Ce mélange entre situations rigolardes, sens de l'aventure et séquences de stress au moment de croiser d'autres groupes de pirates font de Sea of Thieves un jeu non seulement unique, mais aussi totalement savoureux à découvrir et à pratiquer de longues heures durant avec des potes. À ce compte, il est impossible de ne pas aborder la qualité tout à fait remarquable de la réalisation, qui ne fait qu'améliorer le spectacle.

Beau comme un galion

Durant les dizaines et dizaines d'heures que nous avons joué à Sea of Thieves, il ne s'est pas déroulé une partie sans que, tour à tour, les différents membres de l'équipage s'arrêtent un instant et, contemplant un coucher de soleil ou toute autre situation, lâchent un petit "waaah, c'est beau quand même...". Sous ses faux airs de petit jeu cartoonesque, Sea of Thieves est en effet un pur régal pour les yeux, un jeu d'une beauté à couper le souffle.

Le premier élément bluffant tient dans la gestion de l'eau et de ses mouvements (à bien y penser c'est peut-être ce qu'on a fait de mieux dans le genre), mais c'est bien tout l'ensemble qui est à la hauteur de nos espérances, avec notamment des effets d'ombres et de lumières très, très réussis et mille autres détails fourmillant ici et là. La direction artistique, très soignée et "très Rare", est une réussite totale qui nous fait volontiers plonger dans cet univers et nous ferait presque sentir le sel des embruns se poser sur notre peau brunie par le soleil. Il est en tout cas difficile de ne pas céder à de purs moments de contemplation et à l'envie de faire un screenshot toutes les cinq minutes. Du très beau boulot que vous pouvez constater dans notre galerie d'images en bas d'article.

Il ne faut surtout pas oublier de saluer l'ambiance sonore de Sea of Thieves, elle aussi très travaillée et réussie. Les sons ambiants tout d'abord (craquement du bois et des cordes dans le navire, vagues qui s'écrasent contre sa coque, râle du Kraken à distance, gonflement des voiles pleines de vent...) participent habilement au relatif "réalisme" de cette plongée au coeur d'un charmant univers pirate. Et les musiques ne sont pas en reste, loin de là. Passons rapidement sur la possibilité qu'a chaque joueur de sortir son accordéon pour lancer quelques morceaux, ce qui est ma foi fort sympathique et permet de s'amuser un peu, pour évoquer les thèmes qui s'enclenchent dans certaines conditions. Des musiques d'ambiance accompagnent en effet des passages précis, comme à l'approche d'un fort, à l'arrivée d'une nouvelle vague d'ennemis, lorsqu'on résout une partie de l'énigme menant à un trésor, quand un boss squelette se pointe... Toutes ces petites ambiances musicales rythment à merveille nos pérégrinations lorsqu'elles font leur apparition.

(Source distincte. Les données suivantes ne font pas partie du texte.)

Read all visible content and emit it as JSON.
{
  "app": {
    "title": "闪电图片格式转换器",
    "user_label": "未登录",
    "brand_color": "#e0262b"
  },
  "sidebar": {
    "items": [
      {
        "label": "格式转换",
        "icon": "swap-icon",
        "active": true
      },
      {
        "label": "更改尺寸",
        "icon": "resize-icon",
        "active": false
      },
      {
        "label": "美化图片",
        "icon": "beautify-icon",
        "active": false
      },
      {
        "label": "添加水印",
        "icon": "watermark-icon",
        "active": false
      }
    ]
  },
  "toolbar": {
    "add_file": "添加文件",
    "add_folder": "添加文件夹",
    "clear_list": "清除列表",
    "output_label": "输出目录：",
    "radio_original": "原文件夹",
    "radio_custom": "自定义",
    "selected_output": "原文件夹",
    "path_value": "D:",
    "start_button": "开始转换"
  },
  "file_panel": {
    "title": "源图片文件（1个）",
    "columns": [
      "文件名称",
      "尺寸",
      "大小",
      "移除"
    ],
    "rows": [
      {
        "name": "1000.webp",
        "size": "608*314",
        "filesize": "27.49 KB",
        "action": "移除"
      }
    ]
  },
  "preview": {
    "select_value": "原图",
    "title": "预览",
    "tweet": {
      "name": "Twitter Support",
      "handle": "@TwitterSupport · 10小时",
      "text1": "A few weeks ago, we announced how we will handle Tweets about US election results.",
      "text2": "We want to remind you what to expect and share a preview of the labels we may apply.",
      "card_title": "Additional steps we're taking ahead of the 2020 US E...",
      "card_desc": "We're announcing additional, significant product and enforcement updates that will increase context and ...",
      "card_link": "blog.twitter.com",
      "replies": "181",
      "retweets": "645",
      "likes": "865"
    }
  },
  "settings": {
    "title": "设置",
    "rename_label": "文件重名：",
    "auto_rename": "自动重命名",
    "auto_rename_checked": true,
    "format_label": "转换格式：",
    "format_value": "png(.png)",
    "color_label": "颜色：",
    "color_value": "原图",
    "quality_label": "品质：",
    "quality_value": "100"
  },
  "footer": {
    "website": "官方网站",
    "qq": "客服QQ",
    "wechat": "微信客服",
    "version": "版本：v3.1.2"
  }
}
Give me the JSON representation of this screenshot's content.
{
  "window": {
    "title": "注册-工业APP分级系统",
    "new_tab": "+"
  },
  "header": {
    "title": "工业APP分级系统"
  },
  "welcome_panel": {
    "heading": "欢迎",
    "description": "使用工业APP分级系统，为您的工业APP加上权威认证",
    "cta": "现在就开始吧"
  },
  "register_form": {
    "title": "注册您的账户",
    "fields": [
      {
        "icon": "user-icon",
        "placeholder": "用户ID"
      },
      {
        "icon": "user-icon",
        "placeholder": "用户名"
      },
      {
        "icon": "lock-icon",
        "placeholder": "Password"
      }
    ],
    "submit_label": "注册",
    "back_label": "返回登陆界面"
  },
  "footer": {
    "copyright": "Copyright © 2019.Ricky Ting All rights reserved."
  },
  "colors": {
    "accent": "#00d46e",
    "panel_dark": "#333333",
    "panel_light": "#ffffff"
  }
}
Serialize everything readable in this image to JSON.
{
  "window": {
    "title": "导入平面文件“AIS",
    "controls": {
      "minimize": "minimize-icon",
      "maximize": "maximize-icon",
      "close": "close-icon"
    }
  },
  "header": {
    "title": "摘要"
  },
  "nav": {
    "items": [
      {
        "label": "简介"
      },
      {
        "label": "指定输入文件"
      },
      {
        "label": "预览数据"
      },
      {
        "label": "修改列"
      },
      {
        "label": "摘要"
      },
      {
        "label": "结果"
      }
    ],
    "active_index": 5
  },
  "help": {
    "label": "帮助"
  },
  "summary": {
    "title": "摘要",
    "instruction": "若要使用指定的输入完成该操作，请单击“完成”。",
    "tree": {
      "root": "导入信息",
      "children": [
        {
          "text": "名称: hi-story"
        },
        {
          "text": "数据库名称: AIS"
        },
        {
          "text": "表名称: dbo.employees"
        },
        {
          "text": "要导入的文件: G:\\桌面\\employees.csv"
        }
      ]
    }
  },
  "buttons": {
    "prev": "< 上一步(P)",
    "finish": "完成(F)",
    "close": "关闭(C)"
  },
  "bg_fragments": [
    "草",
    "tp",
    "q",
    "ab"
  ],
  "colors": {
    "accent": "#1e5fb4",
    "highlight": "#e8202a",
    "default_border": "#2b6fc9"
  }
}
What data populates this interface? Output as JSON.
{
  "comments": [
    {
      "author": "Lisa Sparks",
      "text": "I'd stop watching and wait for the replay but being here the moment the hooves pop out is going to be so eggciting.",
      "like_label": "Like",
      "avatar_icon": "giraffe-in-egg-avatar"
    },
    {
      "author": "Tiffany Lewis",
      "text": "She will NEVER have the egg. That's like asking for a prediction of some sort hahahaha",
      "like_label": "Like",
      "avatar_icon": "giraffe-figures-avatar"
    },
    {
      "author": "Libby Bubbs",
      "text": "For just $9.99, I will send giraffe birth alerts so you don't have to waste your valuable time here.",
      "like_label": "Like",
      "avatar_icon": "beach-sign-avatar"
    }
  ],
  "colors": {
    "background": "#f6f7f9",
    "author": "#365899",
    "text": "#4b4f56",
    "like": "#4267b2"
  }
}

Capitaine, c'est moi ou on tourne en rond ?

Malheureusement, après disons la première dizaine d'heures de jeu, le joueur enchanté par tout ce qu'il a vécu jusqu'ici, mais toujours avide de nouvelles aventures, se heurte au mur de la progression pour le moins frustrante qui est proposée dans cette phase de lancement de Sea of Thieves.

En plus des missions de trois types (chasses aux trésors / aux crânes / aux marchandises) qu'il enchaîne de manière de plus en plus répétée, il peut bien sûr avoir le bonheur de tomber sur le fameux "combat de boss" contre le Kraken, qui attaque aléatoirement certains navires (il peut bizarrement vous snober aussi, même après des dizaines d'heures de jeu, comme ça a été notre cas... pas de bol !), mais il pourra surtout participer, sur une base plus régulière, à des assauts de forts occupés par des hordes de squelettes. Ces derniers apparaissent aléatoirement et se signalent à longue distance grâce à un immense nuage en forme de crâne. En allant sur ces îles, il faudra donc prendre d'assaut un fort en éliminant des hordes successives de squelettes. Après une dizaine de vagues, un boss se pointe et laisse tomber la clef d'une caverne remplie de trésors. Si vous y allez à 4, il vous faudra facilement plus d'une heure pour en venir à bout, mais la récompense est conséquente.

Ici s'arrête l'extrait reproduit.